OK, let's now set up those `TripSet` objects.

In [72]:
realtime_tripsets = []

trips_breakpoint = alert_breakpoint if alert_breakpoint else len(example_pull.entity)

for i in range(0, trips_breakpoint, 2):
#     pass
    trip_update_message = example_pull.entity[i]
    realtime_tripset = TripSet(
        route=map_route_id_to_line(trip_update_message.trip_update.trip.route_id),
        service=
    )

In [33]:
example_pull.entity[0]

id: "000001"
trip_update {
  trip {
    trip_id: "006550_1..N02X003"
    start_date: "20170621"
    route_id: "1"
  }
  stop_time_update {
    arrival {
      time: 1498021800
    }
    departure {
      time: 1498021800
    }
    stop_id: "137N"
  }
  stop_time_update {
    arrival {
      time: 1498021890
    }
    departure {
      time: 1498021890
    }
    stop_id: "136N"
  }
  stop_time_update {
    arrival {
      time: 1498021950
    }
    departure {
      time: 1498021950
    }
    stop_id: "135N"
  }
  stop_time_update {
    arrival {
      time: 1498022040
    }
    departure {
      time: 1498022040
    }
    stop_id: "134N"
  }
  stop_time_update {
    arrival {
      time: 1498022130
    }
    departure {
      time: 1498022130
    }
    stop_id: "133N"
  }
  stop_time_update {
    arrival {
      time: 1498022220
    }
    departure {
      time: 1498022220
    }
    stop_id: "132N"
  }
  stop_time_update {
    arrival {
      time: 1498022280
    }
    departure {
    

The code for managing this merge is of a level of complexity that I want to TDD to get right, so I'm going to cut out of development in-notebook here.

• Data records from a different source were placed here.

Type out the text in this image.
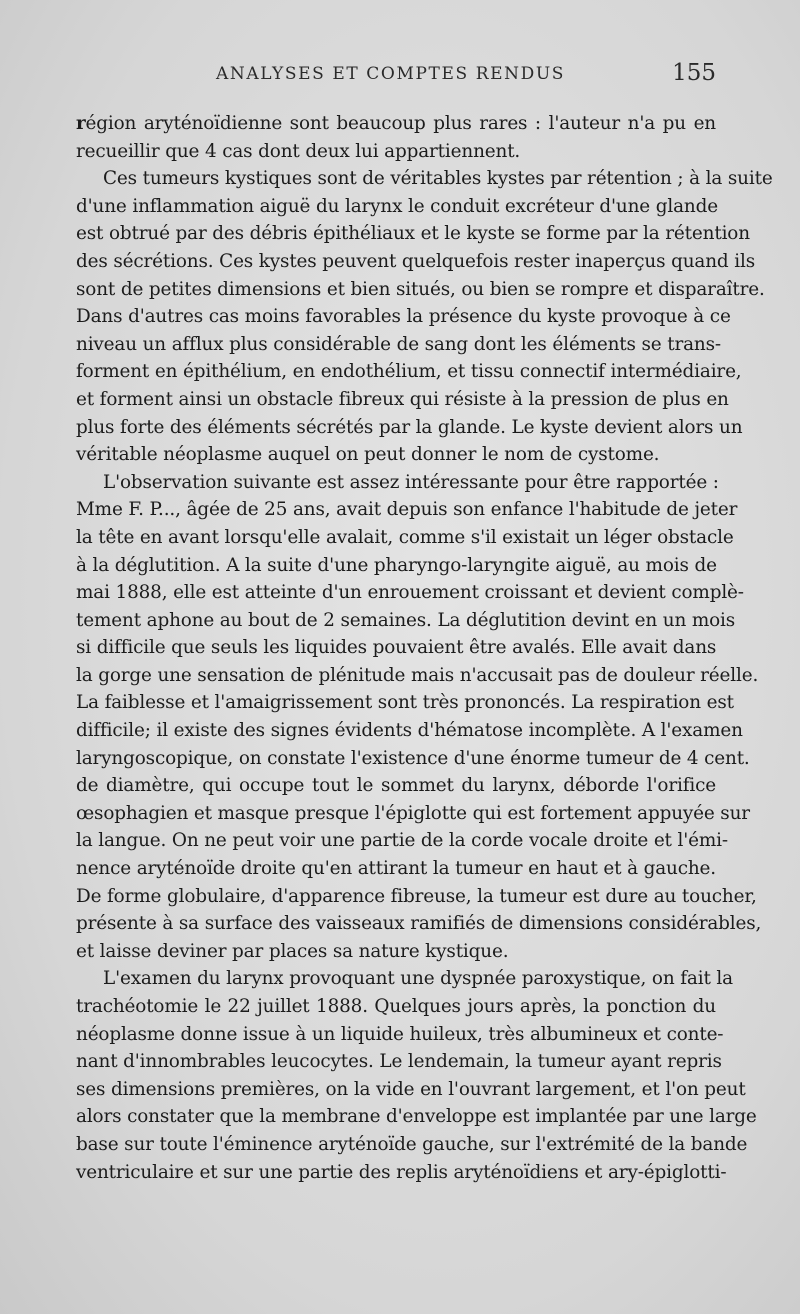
ANALYSES ET COMPTES RENDUS	155
région aryténoïdienne sont beaucoup plus rares : l'auteur n'a pu en
recueillir que 4 cas dont deux lui appartiennent.
Ces tumeurs kystiques sont de véritables kystes par rétention ; à la suite
d'une inflammation aiguë du larynx le conduit excréteur d'une glande
est obtrué par des débris épithéliaux et le kyste se forme par la rétention
des sécrétions. Ces kystes peuvent quelquefois rester inaperçus quand ils
sont de petites dimensions et bien situés, ou bien se rompre et disparaître.
Dans d'autres cas moins favorables la présence du kyste provoque à ce
niveau un afflux plus considérable de sang dont les éléments se trans-
forment en épithélium, en endothélium, et tissu connectif intermédiaire,
et forment ainsi un obstacle fibreux qui résiste à la pression de plus en
plus forte des éléments sécrétés par la glande. Le kyste devient alors un
véritable néoplasme auquel on peut donner le nom de cystome.
L'observation suivante est assez intéressante pour être rapportée :
Mme F. P..., âgée de 25 ans, avait depuis son enfance l'habitude de jeter
la tête en avant lorsqu'elle avalait, comme s'il existait un léger obstacle
à la déglutition. A la suite d'une pharyngo-laryngite aiguë, au mois de
mai 1888, elle est atteinte d'un enrouement croissant et devient complè-
tement aphone au bout de 2 semaines. La déglutition devint en un mois
si difficile que seuls les liquides pouvaient être avalés. Elle avait dans
la gorge une sensation de plénitude mais n'accusait pas de douleur réelle.
La faiblesse et l'amaigrissement sont très prononcés. La respiration est
difficile; il existe des signes évidents d'hématose incomplète. A l'examen
laryngoscopique, on constate l'existence d'une énorme tumeur de 4 cent.
de diamètre, qui occupe tout le sommet du larynx, déborde l'orifice
œsophagien et masque presque l'épiglotte qui est fortement appuyée sur
la langue. On ne peut voir une partie de la corde vocale droite et l'émi-
nence aryténoïde droite qu'en attirant la tumeur en haut et à gauche.
De forme globulaire, d'apparence fibreuse, la tumeur est dure au toucher,
présente à sa surface des vaisseaux ramifiés de dimensions considérables,
et laisse deviner par places sa nature kystique.
L'examen du larynx provoquant une dyspnée paroxystique, on fait la
trachéotomie le 22 juillet 1888. Quelques jours après, la ponction du
néoplasme donne issue à un liquide huileux, très albumineux et conte-
nant d'innombrables leucocytes. Le lendemain, la tumeur ayant repris
ses dimensions premières, on la vide en l'ouvrant largement, et l'on peut
alors constater que la membrane d'enveloppe est implantée par une large
base sur toute l'éminence aryténoïde gauche, sur l'extrémité de la bande
ventriculaire et sur une partie des replis aryténoïdiens et ary-épiglotti-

With the current object model in mind, the process is roughly:

**Load GTFS-Realtime data. Easy enough.**

Transfer the data into TripSet form (pour the data into our object model). This requires a sequence of lookups into the GTFS data, which still need to be worked out for robustness.

**Merge the resultant TripSet list into the pre-existing information.**

GTFS-Realtime data is forward-looking *only*. It doesn't contain any information on the past, even the recent past. If a train has already passed a stop, then that stop is not included in the output. This is great if you're building an app obviously, but we need archival information to put together a model of the whole system's movements.
   
The idea is that every 30 seconds we will requery to get the latest data, then compare-and-merge that information against what we already know, updating the information we have as we go along. This is time-dependent and really quite complicated, and I'm a little unsure what the shape of the data we will ultimately recover will be.
   
Luckily the archival information we have access to in the earlier lines will be helpful for development purposes here.

**Fetch the GTFS data into the TripSit information.**

I really have no idea what to expect in terms of how often we will succeed in doing so. The GTFS-Realtime stream alone will be good enough for many purposes, but having more information in the model will be good.
 
Then once this data engineering is done, we will be able to start to play with the results at last!